After a few patient seconds, Jude gently tried again. “Rough night at work?” He hovered, wiping my tears and pushing wet sticky hair off my cheeks. I lifted my chin to meet his hazel eyes, nodding before I quickly looked away. “Okay, if you can’t tell me, then I’m staying with you.”

If he guessed I had a fight with Nathan, he wasn’t going to make me admit it.

I probably looked like a blowfish with a rash since pale skin is a lovely canvas for swollen red splotches.

I needed the dramatic hiccups to stop so I could tell him I was fine and go inside, but my throat was still locked.

Then I remembered Extrovert Annie’s study group was at our house.

I was in no condition to make a joke about my puffy frog eyes and slip past them.

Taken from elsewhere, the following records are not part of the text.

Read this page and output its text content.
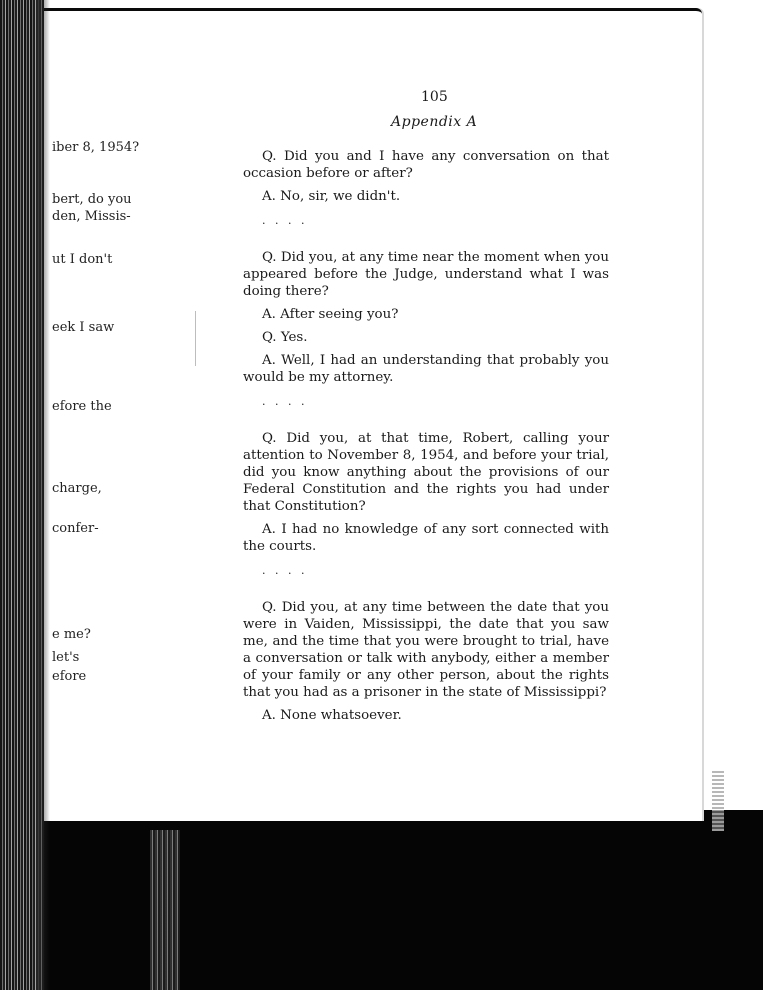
iber 8, 1954?
bert, do you
den, Missis-
ut I don't
eek I saw
efore the
charge,
confer-
e me?
let's
efore
105
Appendix A

Q. Did you and I have any conversation on that occasion before or after?

A. No, sir, we didn't.

. . . .

Q. Did you, at any time near the moment when you appeared before the Judge, understand what I was doing there?

A. After seeing you?

Q. Yes.

A. Well, I had an understanding that probably you would be my attorney.

. . . .

Q. Did you, at that time, Robert, calling your attention to November 8, 1954, and before your trial, did you know anything about the provisions of our Federal Constitution and the rights you had under that Constitution?

A. I had no knowledge of any sort connected with the courts.

. . . .

Q. Did you, at any time between the date that you were in Vaiden, Mississippi, the date that you saw me, and the time that you were brought to trial, have a conversation or talk with anybody, either a member of your family or any other person, about the rights that you had as a prisoner in the state of Mississippi?

A. None whatsoever.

I lifted a trembling finger to point at the silhouettes of people visible in our front window and Jude’s gaze followed. “Let’s go to my house and watch a movie.”

I pulled in a quivering breath, and he leaned closer to swipe a tear from my cheek with his thumb. Why did he have to be so dang sweet? It just made me cry more.

His hat almost hit my face, so he took it off, raking one hand through his shaggy hair as he flipped the familiar Braves cap around with the other. My eyes tripled in size like a cartoon when he reached over me, close enough to smell his wintergreen Tic Tacs.

When he popped my seat belt and grabbed my phone and keys, my stomach bottomed out like I was falling off a cliff. Luckily, my open-mouthed gasp didn’t sound much different than the rest of my sniffling.

He'd been at work, so his normal clean scent mingled with a little sweat, grass, and possibly bleach. How could I be so affected by him in the middle of a total meltdown?

“I know you’re tough, but come home with me and be a princess for a while, okay?

” He pulled me out of the car and led me between the buildings and around back, where their townhouse sits behind ours.

I leaned into his side keeping my face down, as is the custom on hot, sticky, gnat-ridden Tennessee summer nights, but I hesitated the closer we got to his door.